Plant Material. The seeds of C. fistula L. were collected in a natural place in Thai Nguyen City, Vietnam, in 2023 (21°38′47.2″ N, 105°50′23.4″ E) and identified by one of the authors (Assoc. Prof. Thuy Thi Thu Vu, Ph.D.). A voucher specimen (No. CA.FI.LE.2301) was deposited in our laboratory.

Extraction and Isolation. Dried seeds (156.3 g) of C. fistula L. were pulverized and exhaustively extracted with EtOH–H2O (75%–35%, three times, 500 mL each). The aqueous-ethanolic extract was combined and concentrated under reduced pressure to give a brown residue (15.2 g). A part of the extract (6.5 g) was separated by VLC over silica gel, elution being carried out using an EtOH–H2O solvent system (0:1, 1:1, 0:1), to yield three fractions (NL.A, NL.B, and NL.C). Chromatography of the significant fraction NL.B (638.7 mg) on a MPLC over silica gel with CHCl3–MeOH–H2O (70:30:5, 60:32:7) resulted in seven subfractions (NL.B.1–NL.B.7). Subfractions NL.B.3 and NL.B.4 were combined (82.3 mg) and repeatedly subjected to a MPLC with the same procedure, yielding four subfractions (NL.B.1.a, NL.B.1.b, NL.B.1.c, and NL.B.1.d), with a few impurities. The saponin fraction NL.B.1.c (12.1 mg) was purified using CC on Sephadex LH-20, with EtOH 96%, as the eluent to provide compound 1 (3.3 mg).

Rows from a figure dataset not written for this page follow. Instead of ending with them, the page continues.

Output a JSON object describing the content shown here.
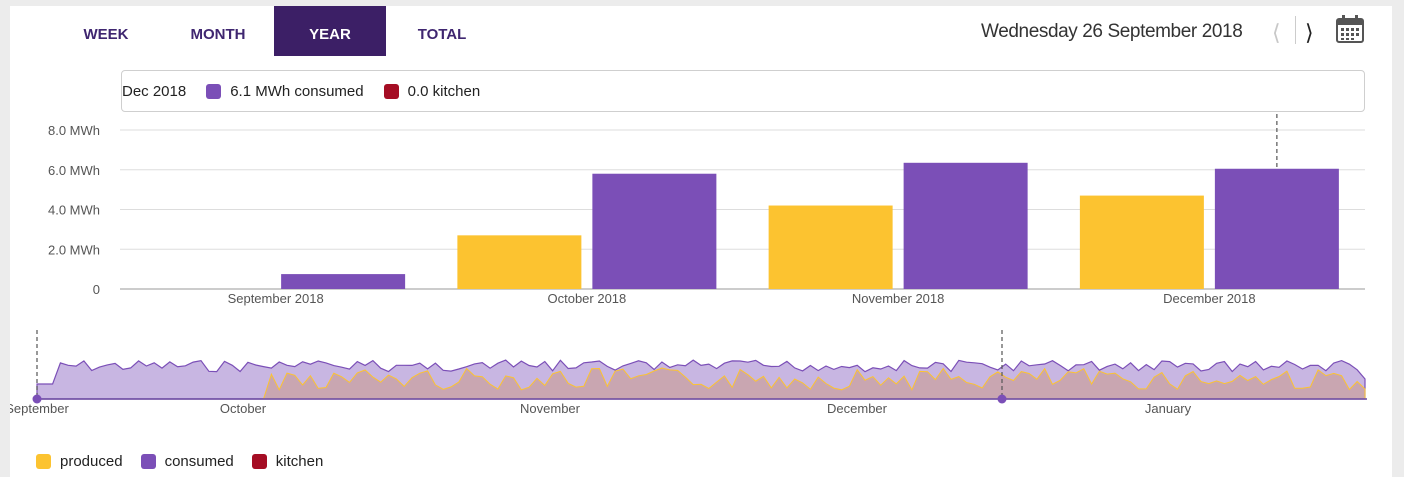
{
  "tabs": [
    {
      "label": "WEEK",
      "active": false
    },
    {
      "label": "MONTH",
      "active": false
    },
    {
      "label": "YEAR",
      "active": true
    },
    {
      "label": "TOTAL",
      "active": false
    }
  ],
  "header": {
    "date": "Wednesday 26 September 2018",
    "prev_icon": "chevron-left-icon",
    "next_icon": "chevron-right-icon",
    "calendar_icon": "calendar-icon"
  },
  "tooltip": {
    "period": "Dec 2018",
    "consumed": "6.1 MWh consumed",
    "kitchen": "0.0 kitchen"
  },
  "colors": {
    "produced": "#fcc330",
    "consumed": "#7b4fb7",
    "kitchen": "#a50d24",
    "active_tab": "#3c1f66"
  },
  "chart_data": {
    "type": "bar",
    "categories": [
      "September 2018",
      "October 2018",
      "November 2018",
      "December 2018"
    ],
    "series": [
      {
        "name": "produced",
        "values": [
          0,
          2.7,
          4.2,
          4.7
        ]
      },
      {
        "name": "consumed",
        "values": [
          0.75,
          5.8,
          6.35,
          6.05
        ]
      },
      {
        "name": "kitchen",
        "values": [
          0,
          0,
          0,
          0
        ]
      }
    ],
    "yticks": [
      "8.0 MWh",
      "6.0 MWh",
      "4.0 MWh",
      "2.0 MWh",
      "0"
    ],
    "ylim": [
      0,
      8
    ],
    "grid": true,
    "legend": "bottom-left",
    "highlighted_category": "December 2018"
  },
  "navigator": {
    "labels": [
      "September",
      "October",
      "November",
      "December",
      "January"
    ]
  },
  "legend": [
    {
      "label": "produced"
    },
    {
      "label": "consumed"
    },
    {
      "label": "kitchen"
    }
  ]
}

3-O-β-D-Xylopyranosyl-(1→2)-β-D-xylopyranosylhederagenin 28-O-α-L-rhamnopyranosyl-(1→2)-β-D-glucopyranosyl ester (1), white, amorphous powder, [α]D25 –27° (c 0.75, MeOH). 1H NMR (600 MHz, Py-d5) and 13C NMR (150 MHz, Py-d5) spectral data are shown in Table 1. HR-ESI-MS m/z 1067.5409 [M + Na] (calcd for C52H84NaO21, 1067.5397).

Acid Hydrolysis and GC Analysis. The protocol for the identification of sugar moieties and those absolute configurations of the isolated compounds was described in previous papers [15,16,17].